Pihak keluarga menyoroti bahwa pengadilan mengesahkan eksekusi berdasarkan peta blok yang mereka anggap kontroversial tanpa verifikasi objektif di lapangan. Mereka merasa tidak diberikan ruang pembelaan yang adil. “Saat kami minta pengukuran ulang dari BPN, kami diadang aparat bersenjata yang mendampingi pihak lawan,” tambah Suwenten.
Tanah yang menjadi objek sengketa ini disebut-sebut telah ditempati keluarga I Ketut Rundung sejak tahun 1916 oleh leluhur mereka, I Sarwa. Keturunan saat ini menghadapi potensi kehilangan hak atas tanah tersebut.

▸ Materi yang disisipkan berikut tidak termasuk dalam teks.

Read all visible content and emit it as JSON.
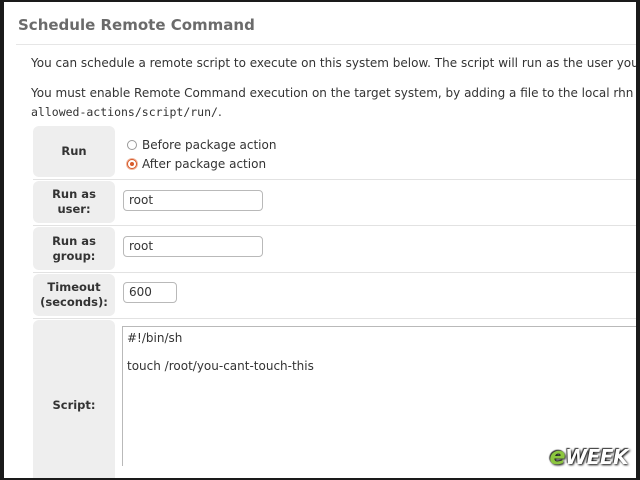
{
  "page": {
    "title": "Schedule Remote Command",
    "intro_1": "You can schedule a remote script to execute on this system below. The script will run as the user you specify.",
    "intro_2": "You must enable Remote Command execution on the target system, by adding a file to the local rhn configuration",
    "intro_2_path": "allowed-actions/script/run/",
    "intro_2_end": "."
  },
  "form": {
    "run": {
      "label": "Run",
      "options": [
        {
          "label": "Before package action",
          "checked": false
        },
        {
          "label": "After package action",
          "checked": true
        }
      ]
    },
    "run_as_user": {
      "label_line1": "Run as",
      "label_line2": "user:",
      "value": "root"
    },
    "run_as_group": {
      "label_line1": "Run as",
      "label_line2": "group:",
      "value": "root"
    },
    "timeout": {
      "label_line1": "Timeout",
      "label_line2": "(seconds):",
      "value": "600"
    },
    "script": {
      "label": "Script:",
      "lines": [
        "#!/bin/sh",
        "",
        "touch /root/you-cant-touch-this"
      ]
    }
  },
  "watermark": {
    "prefix": "e",
    "rest": "WEEK"
  }
}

Kuasa hukum keluarga I Ketut Rundung, I Nyoman Kantun Suyasa, S.H., dari kantor hukum D’MANTARA & PARTNERS, mendesak Pengadilan Negeri Amlapura untuk menangani perkara ini secara transparan. Ia menekankan pentingnya mempertimbangkan rasa keadilan dan kemanusiaan dalam setiap putusan hukum. “Pengadilan tidak bisa hanya berdalih menjalankan putusan. Harus ada rasa keadilan dan kemanusiaan. Kasus ini jelas memperlihatkan adanya perbedaan fisik tanah antara yang disebut dalam peta dengan tanah yang ditempati para termohon eksekusi,” jelasnya.
Suyasa menambahkan bahwa penegakan hukum harus berdasarkan prinsip keadilan substantif. Keluarga I Ketut Rundung telah melayangkan Surat Kuasa Bantahan Eksekusi untuk melakukan perlawanan hukum terhadap Penetapan Ketua PN Amlapura No. 7/Pdt.Eks/2024/PN.Amp jo. Putusan PN Amlapura No. 66/Pdt.G/2020/PN.Amp.
Masyarakat Bali diharapkan dapat memantau integritas dan netralitas lembaga peradilan dalam kasus ini. Pihak keluarga juga berharap Komisi Yudisial dan Mahkamah Agung dapat melakukan investigasi menyeluruh terhadap proses eksekusi ini.